No creo que salgamos mejores personas ni más solidarios ni más sabios. Como cada vez que baja la marea, lo único que está pasando ahora es que se está viendo quién está desnudo y quién no. Las buenas personas, la gente decente e incluso heroica se está haciendo notar y está saliendo de su tradicional anonimato. Y los perversos, malintencionados y trepas de todo pelaje también están quedando retratados. Como estos últimos suelen hacer normalmente más ruido que los primeros, al menos reconforta el recordatorio de que existe un enorme número de personas que merecen la pena y dan lo mejor de sí mismos en circunstancias extremas como las actuales.
Dicho todo esto, hay un pequeño deseo personal que me tiene inquieto últimamente y que de algún modo contradice a mi yo racional: en la era pre-encierro, cuando iba a desayunar a mi cafetería, siempre que podía intentaba evitar la franja 8.30-9.00. Esa es la hora en la que desayuna una señora relativamente mayor que parece literalmente sacada del sketch de las empanadillas de Martes y Trece.
Tanto si habla por el móvil como con otra cliente habitual que se sienta en otra mesa, siempre lo hace literalmente a gritos. No digo que una cafetería tenga que ser una biblioteca pero este es un caso especial. Si está ella es muy difícil, no ya leer el periódico o un libro como me gusta a mí en el desayuno, sino simplemente mantener una conversación normal con alguien.
Obviamente, sé muchas cosas de esta señora, no por interés ni porque ponga la oreja sino porque es imposible no saberlo: sé que trabaja en una casa cerca de la cafetería, los horarios y gustos de su jefe, cómo le va a sus hijas, que le gusta mucho la fabada, que tenía pensado ir con su familia a Guadalix a la matanza del cerdo…

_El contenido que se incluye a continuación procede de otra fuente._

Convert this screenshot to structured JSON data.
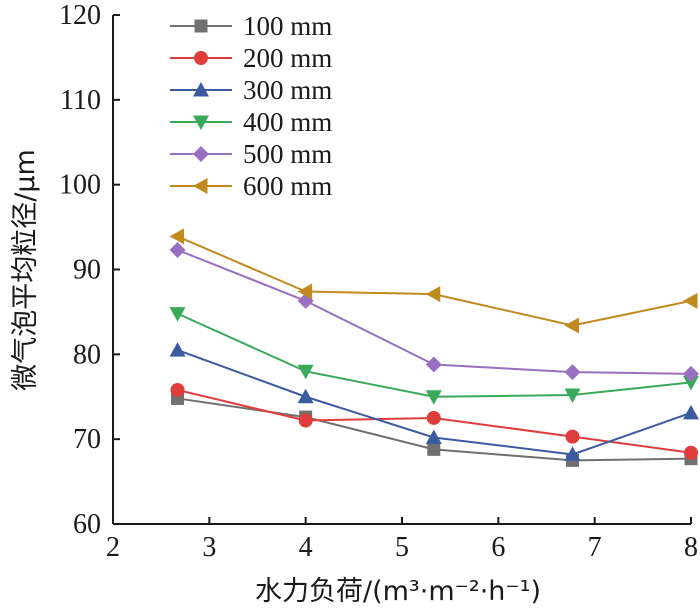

Pues bien, estos días me he sorprendido pensando en esta señora. Comprendiendo que, aunque stricto sensu se pueda considerar una maleducada por hablar a gritos en un bar, lo hace sin la más mínima mala intención. Dándome cuenta de que si me detengo un minuto a pensar en lo que dice y no sólo a quejarme porque no me deja leer, es evidente que se trata de una buena persona para la que la vida seguramente no ha sido nada fácil. Y para acabar de rizar el rizo: me he sorprendido deseando de corazón que no le haya pasado nada, que esté pasando el confinamiento tranquila con su familia y que podamos volver a vernos y a escucharnos (bueno, más bien yo a ella) lo antes posible.
Cuando podamos retomar nuestra vida normal y pueda por fin volver a mi cafetería, lo voy a hacer a las 8.30, deseoso de escuchar hasta el más mínimo detalle de cómo ha pasado el encierro. Y si me atrevo, me acercaré y le daré un abrazo.